Prince of Wales visited Crops for the Future in Malaysia

In this picture taken on June 13, 2014, two farmers chat in a rice field while waiting for the Indonesian frontrunner presidential candidate, Jakarta Governor Joko Widodo as he campaigns in Gentasari village in Cilacap, central Java island, Indonesia. (AFP Photo/Romeo Gacad)

The Prince of Wales, Prince Charles and his spouse, Camilla Duchess of Cornwall are in Malaysia as part of an official visit commemorating the 60th anniversary of bilateral relations between the UK and Malaysia. Today, the royal couple is scheduled to visit Penang – home to the Georgetown UNESCO World Heritage site. The last time the Prince of Wales visited Malaysia was 19 years ago during the Commonwealth Games in 1998.

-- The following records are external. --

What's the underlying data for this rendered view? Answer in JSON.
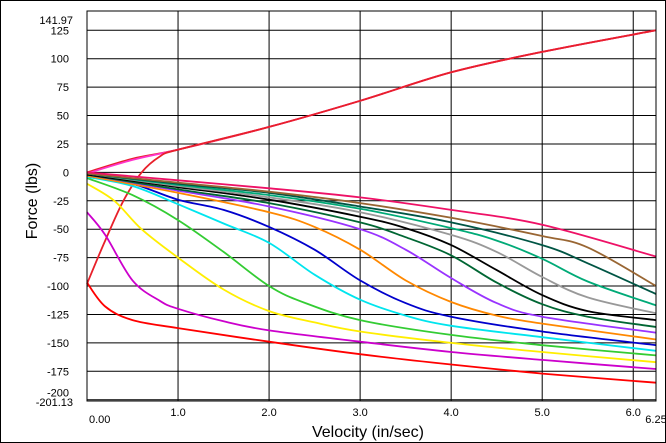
{
  "chart_data": {
    "type": "line",
    "xlabel": "Velocity (in/sec)",
    "ylabel": "Force (lbs)",
    "xlim": [
      0,
      6.25
    ],
    "ylim": [
      -201.13,
      141.97
    ],
    "x_ticks": [
      "0.00",
      "1.0",
      "2.0",
      "3.0",
      "4.0",
      "5.0",
      "6.0",
      "6.25"
    ],
    "y_ticks": [
      "141.97",
      "125",
      "100",
      "75",
      "50",
      "25",
      "0",
      "-25",
      "-50",
      "-75",
      "-100",
      "-125",
      "-150",
      "-175",
      "-200",
      "-201.13"
    ],
    "grid": true,
    "legend": "none",
    "series": [
      {
        "color": "#e8202a",
        "points": [
          [
            0,
            0
          ],
          [
            0.5,
            12
          ],
          [
            1.0,
            20
          ],
          [
            2.0,
            40
          ],
          [
            3.0,
            63
          ],
          [
            4.0,
            88
          ],
          [
            5.0,
            106
          ],
          [
            6.25,
            125
          ]
        ]
      },
      {
        "color": "#ff33cc",
        "points": [
          [
            0,
            -1
          ],
          [
            0.5,
            11
          ],
          [
            1.0,
            20
          ],
          [
            2.0,
            40
          ],
          [
            3.0,
            63
          ],
          [
            4.0,
            88
          ],
          [
            5.0,
            106
          ],
          [
            6.25,
            125
          ]
        ]
      },
      {
        "color": "#e8202a",
        "points": [
          [
            0,
            -98
          ],
          [
            0.2,
            -60
          ],
          [
            0.4,
            -25
          ],
          [
            0.6,
            0
          ],
          [
            0.8,
            14
          ],
          [
            1.0,
            20
          ],
          [
            2.0,
            40
          ],
          [
            3.0,
            63
          ],
          [
            4.0,
            88
          ],
          [
            5.0,
            106
          ],
          [
            6.25,
            125
          ]
        ]
      },
      {
        "color": "#ff0000",
        "points": [
          [
            0,
            -97
          ],
          [
            0.2,
            -118
          ],
          [
            0.5,
            -130
          ],
          [
            1.0,
            -137
          ],
          [
            2.0,
            -149
          ],
          [
            3.0,
            -160
          ],
          [
            4.0,
            -169
          ],
          [
            5.0,
            -177
          ],
          [
            6.25,
            -185
          ]
        ]
      },
      {
        "color": "#cc00cc",
        "points": [
          [
            0,
            -35
          ],
          [
            0.2,
            -55
          ],
          [
            0.5,
            -95
          ],
          [
            0.8,
            -113
          ],
          [
            1.0,
            -120
          ],
          [
            1.5,
            -131
          ],
          [
            2.0,
            -139
          ],
          [
            3.0,
            -149
          ],
          [
            4.0,
            -158
          ],
          [
            5.0,
            -165
          ],
          [
            6.25,
            -173
          ]
        ]
      },
      {
        "color": "#ffee00",
        "points": [
          [
            0,
            -10
          ],
          [
            0.3,
            -25
          ],
          [
            0.6,
            -50
          ],
          [
            1.0,
            -75
          ],
          [
            1.5,
            -103
          ],
          [
            2.0,
            -122
          ],
          [
            2.5,
            -132
          ],
          [
            3.0,
            -140
          ],
          [
            4.0,
            -150
          ],
          [
            5.0,
            -158
          ],
          [
            6.25,
            -167
          ]
        ]
      },
      {
        "color": "#33cc33",
        "points": [
          [
            0,
            -5
          ],
          [
            0.5,
            -20
          ],
          [
            1.0,
            -42
          ],
          [
            1.5,
            -70
          ],
          [
            2.0,
            -100
          ],
          [
            2.4,
            -115
          ],
          [
            3.0,
            -130
          ],
          [
            4.0,
            -143
          ],
          [
            5.0,
            -152
          ],
          [
            6.25,
            -161
          ]
        ]
      },
      {
        "color": "#00e5ee",
        "points": [
          [
            0,
            -4
          ],
          [
            0.5,
            -12
          ],
          [
            1.0,
            -28
          ],
          [
            1.5,
            -45
          ],
          [
            2.0,
            -62
          ],
          [
            2.5,
            -90
          ],
          [
            3.0,
            -112
          ],
          [
            3.5,
            -126
          ],
          [
            4.0,
            -135
          ],
          [
            5.0,
            -145
          ],
          [
            6.25,
            -157
          ]
        ]
      },
      {
        "color": "#0000cc",
        "points": [
          [
            0,
            -3
          ],
          [
            0.5,
            -10
          ],
          [
            1.0,
            -24
          ],
          [
            1.5,
            -33
          ],
          [
            2.0,
            -48
          ],
          [
            2.5,
            -68
          ],
          [
            3.0,
            -95
          ],
          [
            3.5,
            -115
          ],
          [
            4.0,
            -127
          ],
          [
            5.0,
            -140
          ],
          [
            6.25,
            -152
          ]
        ]
      },
      {
        "color": "#ff8800",
        "points": [
          [
            0,
            -3
          ],
          [
            1.0,
            -18
          ],
          [
            2.0,
            -35
          ],
          [
            2.5,
            -48
          ],
          [
            3.0,
            -68
          ],
          [
            3.5,
            -95
          ],
          [
            4.0,
            -114
          ],
          [
            4.5,
            -126
          ],
          [
            5.0,
            -133
          ],
          [
            6.25,
            -147
          ]
        ]
      },
      {
        "color": "#9933ff",
        "points": [
          [
            0,
            -2
          ],
          [
            1.0,
            -16
          ],
          [
            2.0,
            -30
          ],
          [
            3.0,
            -50
          ],
          [
            3.5,
            -68
          ],
          [
            4.0,
            -93
          ],
          [
            4.5,
            -115
          ],
          [
            5.0,
            -127
          ],
          [
            6.25,
            -141
          ]
        ]
      },
      {
        "color": "#006633",
        "points": [
          [
            0,
            -2
          ],
          [
            1.0,
            -15
          ],
          [
            2.0,
            -27
          ],
          [
            3.0,
            -44
          ],
          [
            3.5,
            -57
          ],
          [
            4.0,
            -73
          ],
          [
            4.5,
            -97
          ],
          [
            5.0,
            -116
          ],
          [
            5.5,
            -127
          ],
          [
            6.25,
            -136
          ]
        ]
      },
      {
        "color": "#000000",
        "points": [
          [
            0,
            -2
          ],
          [
            1.0,
            -13
          ],
          [
            2.0,
            -24
          ],
          [
            3.0,
            -39
          ],
          [
            3.5,
            -49
          ],
          [
            4.0,
            -64
          ],
          [
            4.5,
            -86
          ],
          [
            5.0,
            -108
          ],
          [
            5.5,
            -122
          ],
          [
            6.25,
            -130
          ]
        ]
      },
      {
        "color": "#999999",
        "points": [
          [
            0,
            -1
          ],
          [
            1.0,
            -12
          ],
          [
            2.0,
            -22
          ],
          [
            3.0,
            -35
          ],
          [
            4.0,
            -55
          ],
          [
            4.5,
            -70
          ],
          [
            5.0,
            -92
          ],
          [
            5.5,
            -110
          ],
          [
            6.25,
            -124
          ]
        ]
      },
      {
        "color": "#00aa77",
        "points": [
          [
            0,
            -1
          ],
          [
            1.0,
            -11
          ],
          [
            2.0,
            -20
          ],
          [
            3.0,
            -32
          ],
          [
            4.0,
            -49
          ],
          [
            4.5,
            -60
          ],
          [
            5.0,
            -76
          ],
          [
            5.5,
            -96
          ],
          [
            6.25,
            -117
          ]
        ]
      },
      {
        "color": "#005544",
        "points": [
          [
            0,
            -1
          ],
          [
            1.0,
            -10
          ],
          [
            2.0,
            -18
          ],
          [
            3.0,
            -30
          ],
          [
            4.0,
            -44
          ],
          [
            5.0,
            -64
          ],
          [
            5.5,
            -80
          ],
          [
            6.25,
            -107
          ]
        ]
      },
      {
        "color": "#996633",
        "points": [
          [
            0,
            -1
          ],
          [
            1.0,
            -9
          ],
          [
            2.0,
            -17
          ],
          [
            3.0,
            -27
          ],
          [
            4.0,
            -40
          ],
          [
            5.0,
            -56
          ],
          [
            5.5,
            -66
          ],
          [
            6.25,
            -100
          ]
        ]
      },
      {
        "color": "#ee1166",
        "points": [
          [
            0,
            0
          ],
          [
            1.0,
            -7
          ],
          [
            2.0,
            -14
          ],
          [
            3.0,
            -22
          ],
          [
            4.0,
            -33
          ],
          [
            5.0,
            -46
          ],
          [
            6.25,
            -74
          ]
        ]
      }
    ]
  }
}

One of the more interesting places that HRH Prince Charles visited in Malaysia was the "Crops for the Future" (CFF) research centre at the University of Nottingham Malaysia Campus in Semenyih – a sleepy town approximately 45-minutes from the Kuala Lumpur city centre. HRH Prince Charles visit to CFF is in line with His Royal Highness’ visit to Malaysia to celebrate the United Kingdom’s partnership with Commonwealth Nations on shared priorities in advance of the Commonwealth Summit, scheduled in April 2018.

In this picture taken on November 3, 2017, HRH Prince Charles (right) visits Crops for the Future (CFF) research centre at the University of Nottingham Malaysia Campus in Semenyih, Malaysia. (The ASEAN Post Photo)

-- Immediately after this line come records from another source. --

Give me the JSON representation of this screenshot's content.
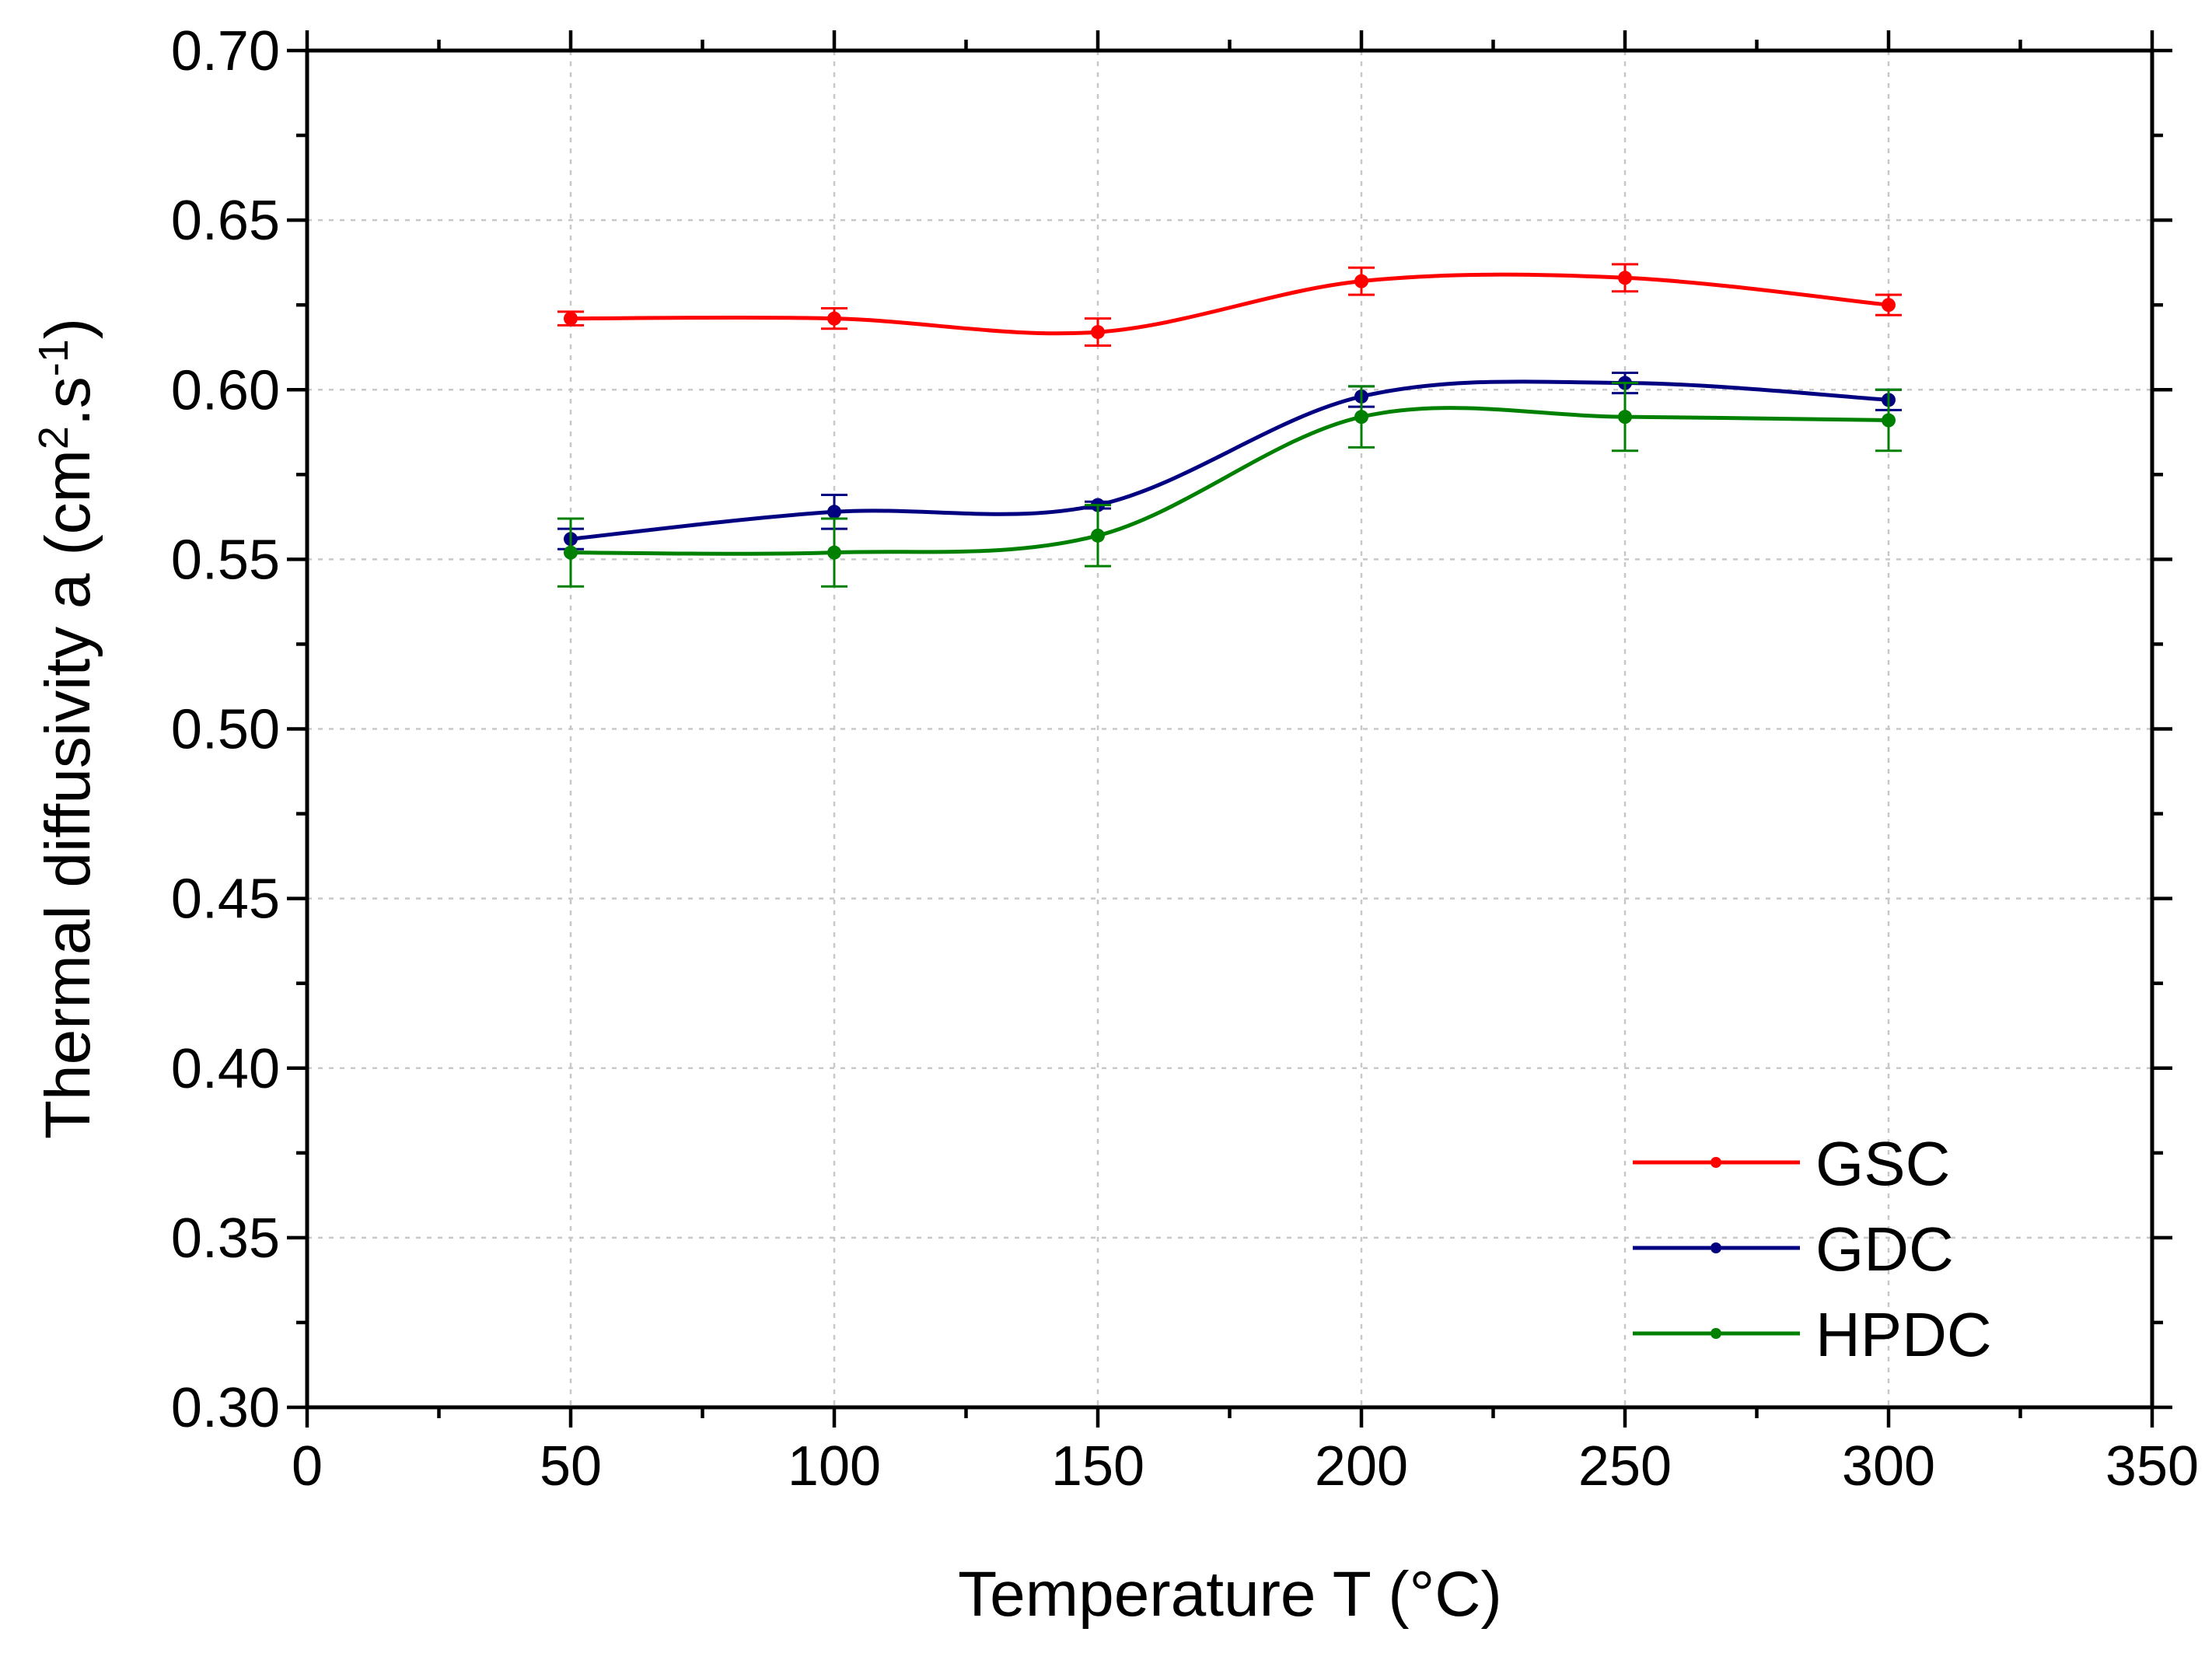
{
  "chart_data": {
    "type": "line",
    "title": "",
    "xlabel": "Temperature T (°C)",
    "ylabel_main": "Thermal diffusivity a (cm",
    "ylabel_sup1": "2",
    "ylabel_mid": ".s",
    "ylabel_sup2": "-1",
    "ylabel_end": ")",
    "xlim": [
      0,
      350
    ],
    "ylim": [
      0.3,
      0.7
    ],
    "xticks": [
      0,
      50,
      100,
      150,
      200,
      250,
      300,
      350
    ],
    "yticks": [
      0.3,
      0.35,
      0.4,
      0.45,
      0.5,
      0.55,
      0.6,
      0.65,
      0.7
    ],
    "xtick_labels": [
      "0",
      "50",
      "100",
      "150",
      "200",
      "250",
      "300",
      "350"
    ],
    "ytick_labels": [
      "0.30",
      "0.35",
      "0.40",
      "0.45",
      "0.50",
      "0.55",
      "0.60",
      "0.65",
      "0.70"
    ],
    "grid": true,
    "legend_position": "bottom-right",
    "x": [
      50,
      100,
      150,
      200,
      250,
      300
    ],
    "series": [
      {
        "name": "GSC",
        "color": "#ff0000",
        "values": [
          0.621,
          0.621,
          0.617,
          0.632,
          0.633,
          0.625
        ],
        "errors": [
          0.002,
          0.003,
          0.004,
          0.004,
          0.004,
          0.003
        ]
      },
      {
        "name": "GDC",
        "color": "#000080",
        "values": [
          0.556,
          0.564,
          0.566,
          0.598,
          0.602,
          0.597
        ],
        "errors": [
          0.003,
          0.005,
          0.001,
          0.003,
          0.003,
          0.003
        ]
      },
      {
        "name": "HPDC",
        "color": "#008000",
        "values": [
          0.552,
          0.552,
          0.557,
          0.592,
          0.592,
          0.591
        ],
        "errors": [
          0.01,
          0.01,
          0.009,
          0.009,
          0.01,
          0.009
        ]
      }
    ]
  }
}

CFF is unique in that it is the world’s first centre dedicated to research on underutilised crops for food and non-food uses. The centre focuses on agricultural biodiversity to enhance agricultural systems and their sustainability, address the changing climate while improving food and nutritional security and economic well-being, especially for the poor.

However, HRH Prince Charles was not only there for a tour of the facility, he was also present to launch the "Forgotten Foods Network" (FFN) – a global initiative spearheaded by CFF which collects and shares information on foods, recipes and traditions that are part of the common heritage.

This programme comes about as a response towards the United Nations Food and Agriculture Organization’s (UN FAO) vision for an "International Year of Forgotten Foods."

What is ‘Forgotten Foods’

"Forgotten Foods" include foods that were once popular but have now been displaced by a modern global diet of uniform and processed ingredients. Currently, there are only four major crops being produced globally which are rice, maize, wheat and soybean. Some examples of local "forgotten foods" comprise of winged beans (or better known as the four-angled bean) and the Bambara Groundnut (Vigna subterranean). The latter is cultivated in Thailand, Indonesia and Malaysia, amongst other crops.

Following the rapid increase in total world population, the global food system is at risk of a collapse. Introducing more local "forgotten foods" can also be a factor in balancing diets with the added advantage of leaving a smaller carbon footprint compared to methods used in modern agriculture.

From here on, FFN will play the role of raising awareness and delving into scientific research on "forgotten foods" and the crops from which they derive. “By creating this network, we hope to discover and share foods that can transform the way we eat now and nourish us in the unpredictable climates of the future,” Sayed Azam-Ali, CEO of CFF, stated in an official press release.

The importance of crop diversification.

The Importance of crop diversification in Southeast Asia

Reliance on only a few crops to not only feed but nourish the growing population in the Southeast Asian region – in the face of a changing climate – is not a sustainable system, it could also pose a major threat to global food and nutritional security. While the global population is projected to grow to nine billion by 2050, the dependence on a small number of crops has led to increasing concerns about human diets being energy rich but nutrient poor.

The perpetual change in climate also poses a red flag when it comes to the lack of crop diversification and soaring populations. As the temperature keeps rising, major crops alone will not be able to feed the human population without depleting the nutrients in agricultural lands. Hence, it is of utmost importance that governments in the region begin exploring concerted research into the development of crop diversification.